At present, the software functions at an average recognition accuracy of 94%. Additional fine-tuning is required, Indu points out, because many handwriting styles produce characters that look very much like each other.
Taking this concept another step forward, CDAC is now developing offline handwriting recognition, which can scan or photograph handwritten text, and convert the image into editable text. This is, Sulochana says, comparatively difficult, because different people have different handwriting styles, in which characters are too often linked, broken, or irregularly aligned. There is no dynamic information available; only the complete sample of writing is available as an image. Sulochana expects this system to operate at an accuracy of 80-85%.
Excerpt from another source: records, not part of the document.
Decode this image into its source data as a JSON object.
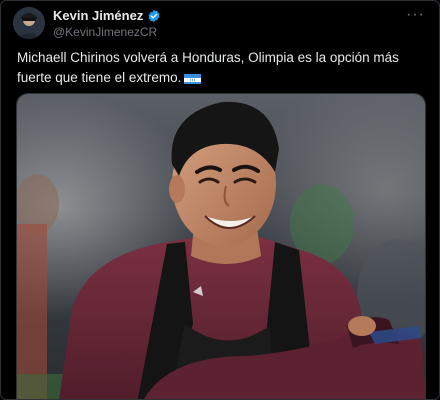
{
  "author": {
    "display_name": "Kevin Jiménez",
    "handle": "@KevinJimenezCR",
    "verified": true
  },
  "icons": {
    "verified": "verified-badge-icon",
    "more": "more-options-icon",
    "flag": "honduras-flag-icon"
  },
  "tweet": {
    "text": "Michaell Chirinos volverá a Honduras, Olimpia es la opción más fuerte que tiene el extremo."
  },
  "colors": {
    "background": "#000000",
    "text": "#e7e9ea",
    "muted": "#71767b",
    "verified": "#1d9bf0",
    "jersey": "#6e2a3a"
  }
}
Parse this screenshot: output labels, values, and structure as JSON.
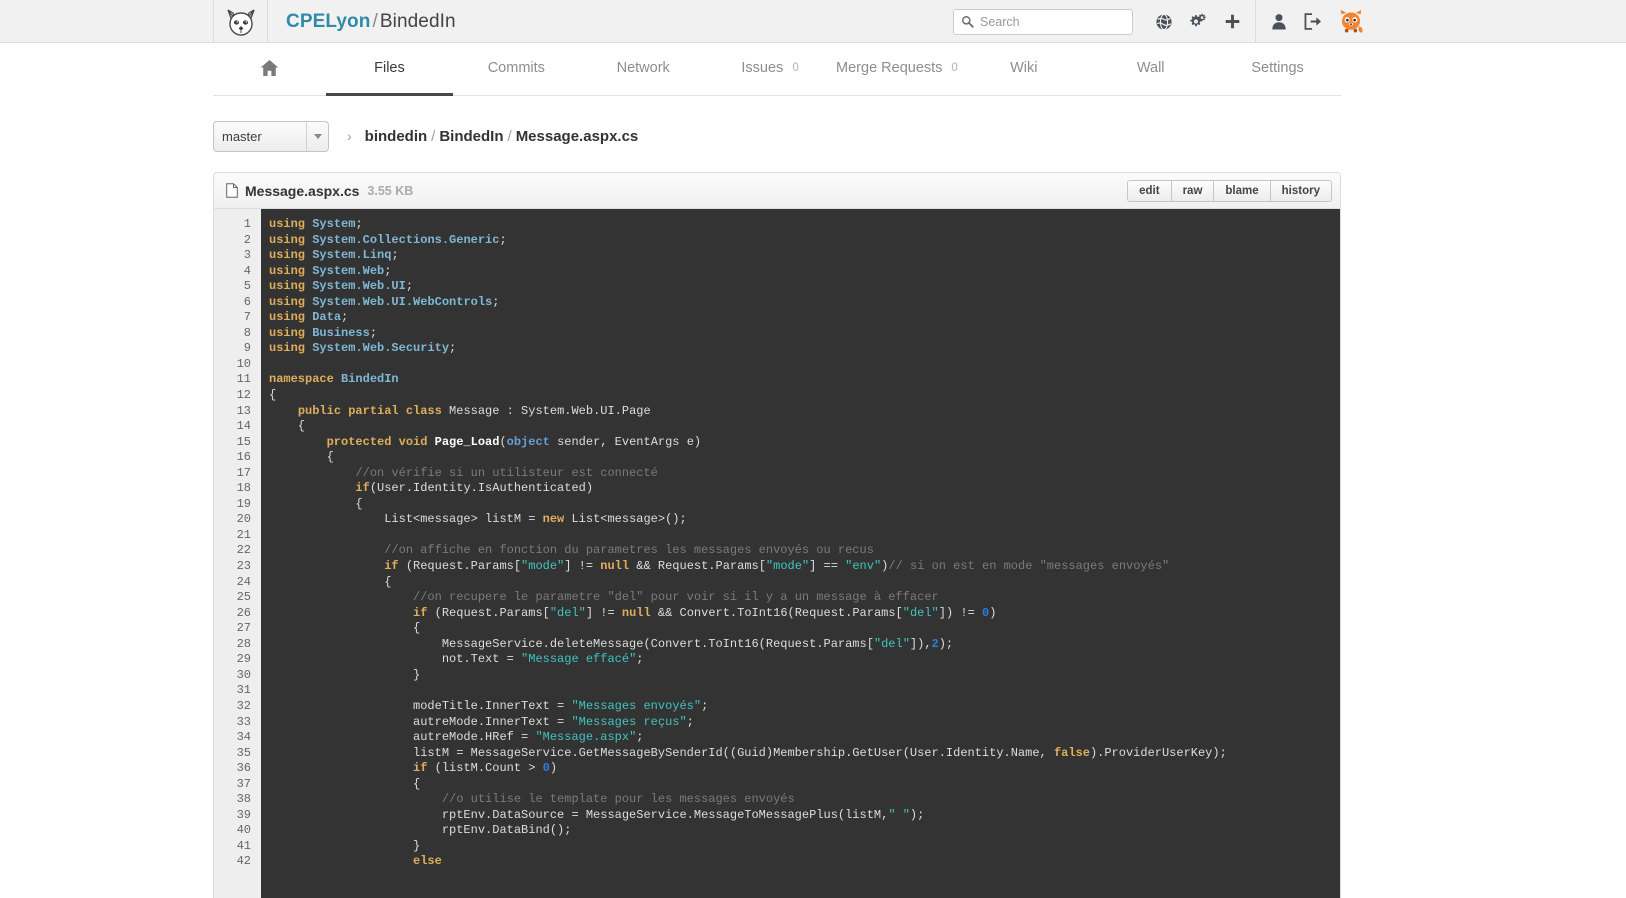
{
  "header": {
    "logo_icon": "gitlab-fox-logo",
    "namespace": "CPELyon",
    "separator": "/",
    "project": "BindedIn",
    "search_placeholder": "Search",
    "search_value": "",
    "icons": [
      {
        "name": "public-explore-icon",
        "glyph": "globe"
      },
      {
        "name": "admin-settings-icon",
        "glyph": "gears"
      },
      {
        "name": "new-project-icon",
        "glyph": "plus"
      },
      {
        "name": "profile-icon",
        "glyph": "user"
      },
      {
        "name": "sign-out-icon",
        "glyph": "logout"
      }
    ],
    "avatar_name": "user-avatar-fox"
  },
  "nav": {
    "items": [
      {
        "label": "",
        "name": "home",
        "icon": "home-icon",
        "active": false
      },
      {
        "label": "Files",
        "name": "files",
        "active": true
      },
      {
        "label": "Commits",
        "name": "commits",
        "active": false
      },
      {
        "label": "Network",
        "name": "network",
        "active": false
      },
      {
        "label": "Issues",
        "name": "issues",
        "count": "0",
        "active": false
      },
      {
        "label": "Merge Requests",
        "name": "merge-requests",
        "count": "0",
        "active": false
      },
      {
        "label": "Wiki",
        "name": "wiki",
        "active": false
      },
      {
        "label": "Wall",
        "name": "wall",
        "active": false
      },
      {
        "label": "Settings",
        "name": "settings",
        "active": false
      }
    ]
  },
  "branch": {
    "selected": "master",
    "chevron": "›"
  },
  "breadcrumb": {
    "parts": [
      "bindedin",
      "BindedIn",
      "Message.aspx.cs"
    ]
  },
  "file": {
    "icon": "file-icon",
    "name": "Message.aspx.cs",
    "size": "3.55 KB",
    "actions": [
      {
        "label": "edit",
        "name": "edit-button"
      },
      {
        "label": "raw",
        "name": "raw-button"
      },
      {
        "label": "blame",
        "name": "blame-button"
      },
      {
        "label": "history",
        "name": "history-button"
      }
    ]
  },
  "code": {
    "first_line": 1,
    "last_visible_line": 42,
    "language": "csharp",
    "lines": [
      [
        [
          "k",
          "using "
        ],
        [
          "ns",
          "System"
        ],
        [
          "pn",
          ";"
        ]
      ],
      [
        [
          "k",
          "using "
        ],
        [
          "ns",
          "System.Collections.Generic"
        ],
        [
          "pn",
          ";"
        ]
      ],
      [
        [
          "k",
          "using "
        ],
        [
          "ns",
          "System.Linq"
        ],
        [
          "pn",
          ";"
        ]
      ],
      [
        [
          "k",
          "using "
        ],
        [
          "ns",
          "System.Web"
        ],
        [
          "pn",
          ";"
        ]
      ],
      [
        [
          "k",
          "using "
        ],
        [
          "ns",
          "System.Web.UI"
        ],
        [
          "pn",
          ";"
        ]
      ],
      [
        [
          "k",
          "using "
        ],
        [
          "ns",
          "System.Web.UI.WebControls"
        ],
        [
          "pn",
          ";"
        ]
      ],
      [
        [
          "k",
          "using "
        ],
        [
          "ns",
          "Data"
        ],
        [
          "pn",
          ";"
        ]
      ],
      [
        [
          "k",
          "using "
        ],
        [
          "ns",
          "Business"
        ],
        [
          "pn",
          ";"
        ]
      ],
      [
        [
          "k",
          "using "
        ],
        [
          "ns",
          "System.Web.Security"
        ],
        [
          "pn",
          ";"
        ]
      ],
      [],
      [
        [
          "k",
          "namespace "
        ],
        [
          "ns",
          "BindedIn"
        ]
      ],
      [
        [
          "pn",
          "{"
        ]
      ],
      [
        [
          "pn",
          "    "
        ],
        [
          "k",
          "public partial class "
        ],
        [
          "pn",
          "Message : System.Web.UI.Page"
        ]
      ],
      [
        [
          "pn",
          "    {"
        ]
      ],
      [
        [
          "pn",
          "        "
        ],
        [
          "k",
          "protected void "
        ],
        [
          "fn",
          "Page_Load"
        ],
        [
          "pn",
          "("
        ],
        [
          "bl",
          "object"
        ],
        [
          "pn",
          " sender, EventArgs e)"
        ]
      ],
      [
        [
          "pn",
          "        {"
        ]
      ],
      [
        [
          "pn",
          "            "
        ],
        [
          "cm",
          "//on vérifie si un utilisteur est connecté"
        ]
      ],
      [
        [
          "pn",
          "            "
        ],
        [
          "k",
          "if"
        ],
        [
          "pn",
          "(User.Identity.IsAuthenticated)"
        ]
      ],
      [
        [
          "pn",
          "            {"
        ]
      ],
      [
        [
          "pn",
          "                List<message> listM = "
        ],
        [
          "k",
          "new"
        ],
        [
          "pn",
          " List<message>();"
        ]
      ],
      [],
      [
        [
          "pn",
          "                "
        ],
        [
          "cm",
          "//on affiche en fonction du parametres les messages envoyés ou recus"
        ]
      ],
      [
        [
          "pn",
          "                "
        ],
        [
          "k",
          "if"
        ],
        [
          "pn",
          " (Request.Params["
        ],
        [
          "st",
          "\"mode\""
        ],
        [
          "pn",
          "] != "
        ],
        [
          "k",
          "null"
        ],
        [
          "pn",
          " && Request.Params["
        ],
        [
          "st",
          "\"mode\""
        ],
        [
          "pn",
          "] == "
        ],
        [
          "st",
          "\"env\""
        ],
        [
          "pn",
          ")"
        ],
        [
          "cm",
          "// si on est en mode \"messages envoyés\""
        ]
      ],
      [
        [
          "pn",
          "                {"
        ]
      ],
      [
        [
          "pn",
          "                    "
        ],
        [
          "cm",
          "//on recupere le parametre \"del\" pour voir si il y a un message à effacer"
        ]
      ],
      [
        [
          "pn",
          "                    "
        ],
        [
          "k",
          "if"
        ],
        [
          "pn",
          " (Request.Params["
        ],
        [
          "st",
          "\"del\""
        ],
        [
          "pn",
          "] != "
        ],
        [
          "k",
          "null"
        ],
        [
          "pn",
          " && Convert.ToInt16(Request.Params["
        ],
        [
          "st",
          "\"del\""
        ],
        [
          "pn",
          "]) != "
        ],
        [
          "nu",
          "0"
        ],
        [
          "pn",
          ")"
        ]
      ],
      [
        [
          "pn",
          "                    {"
        ]
      ],
      [
        [
          "pn",
          "                        MessageService.deleteMessage(Convert.ToInt16(Request.Params["
        ],
        [
          "st",
          "\"del\""
        ],
        [
          "pn",
          "]),"
        ],
        [
          "nu",
          "2"
        ],
        [
          "pn",
          ");"
        ]
      ],
      [
        [
          "pn",
          "                        not.Text = "
        ],
        [
          "st",
          "\"Message effacé\""
        ],
        [
          "pn",
          ";"
        ]
      ],
      [
        [
          "pn",
          "                    }"
        ]
      ],
      [],
      [
        [
          "pn",
          "                    modeTitle.InnerText = "
        ],
        [
          "st",
          "\"Messages envoyés\""
        ],
        [
          "pn",
          ";"
        ]
      ],
      [
        [
          "pn",
          "                    autreMode.InnerText = "
        ],
        [
          "st",
          "\"Messages reçus\""
        ],
        [
          "pn",
          ";"
        ]
      ],
      [
        [
          "pn",
          "                    autreMode.HRef = "
        ],
        [
          "st",
          "\"Message.aspx\""
        ],
        [
          "pn",
          ";"
        ]
      ],
      [
        [
          "pn",
          "                    listM = MessageService.GetMessageBySenderId((Guid)Membership.GetUser(User.Identity.Name, "
        ],
        [
          "k",
          "false"
        ],
        [
          "pn",
          ").ProviderUserKey);"
        ]
      ],
      [
        [
          "pn",
          "                    "
        ],
        [
          "k",
          "if"
        ],
        [
          "pn",
          " (listM.Count > "
        ],
        [
          "nu",
          "0"
        ],
        [
          "pn",
          ")"
        ]
      ],
      [
        [
          "pn",
          "                    {"
        ]
      ],
      [
        [
          "pn",
          "                        "
        ],
        [
          "cm",
          "//o utilise le template pour les messages envoyés"
        ]
      ],
      [
        [
          "pn",
          "                        rptEnv.DataSource = MessageService.MessageToMessagePlus(listM,"
        ],
        [
          "st",
          "\" \""
        ],
        [
          "pn",
          ");"
        ]
      ],
      [
        [
          "pn",
          "                        rptEnv.DataBind();"
        ]
      ],
      [
        [
          "pn",
          "                    }"
        ]
      ],
      [
        [
          "pn",
          "                    "
        ],
        [
          "k",
          "else"
        ]
      ]
    ]
  }
}
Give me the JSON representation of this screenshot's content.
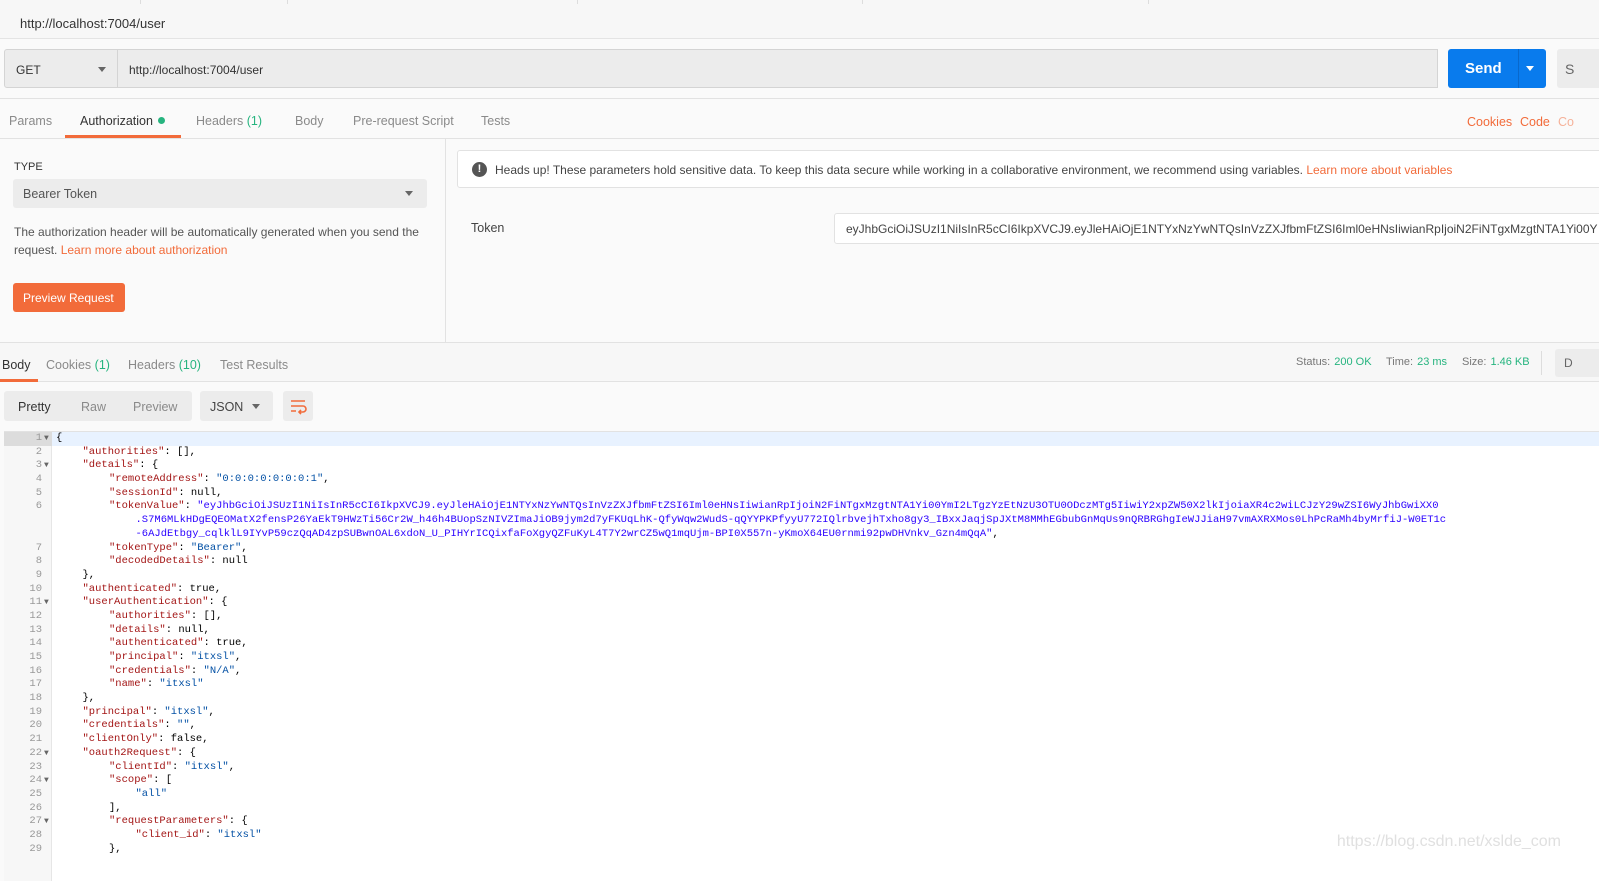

But even respectable accuracy levels can prove useful and effective. The real-time OHR can be installed, keyboard-less, in ticket-billing machines, online forms, or teaching aids, to create content rapidly. Its offline avatar can read registration documents, postal addresses, bank cheques, and handwritten forms.
In a way, these systems are natural progressions of Nayana, an optical character recognition (OCR) system developed by CDAC five years ago, to convert printed Malayalam documents into text. Going by Sulochana’s figures, Nayana works spottily at best. Its average accuracy is 90% for computer printouts, but only 67% for books, 60% for newspapers and a low 47% for periodicals.
Coupled with CDAC’s text-to-speech synthesizer, OCR has proven useful to the visually challenged: Computers can first convert print into recognizable text, and then convert that text into speech, thus turning into reading machines.
Sunil sees, as the next logical step in this process, the integration of OHR into cellphones. That will, he says, erase the differences between those who are literate in English and those literate in the vernacular, democratizing the Internet more than ever before.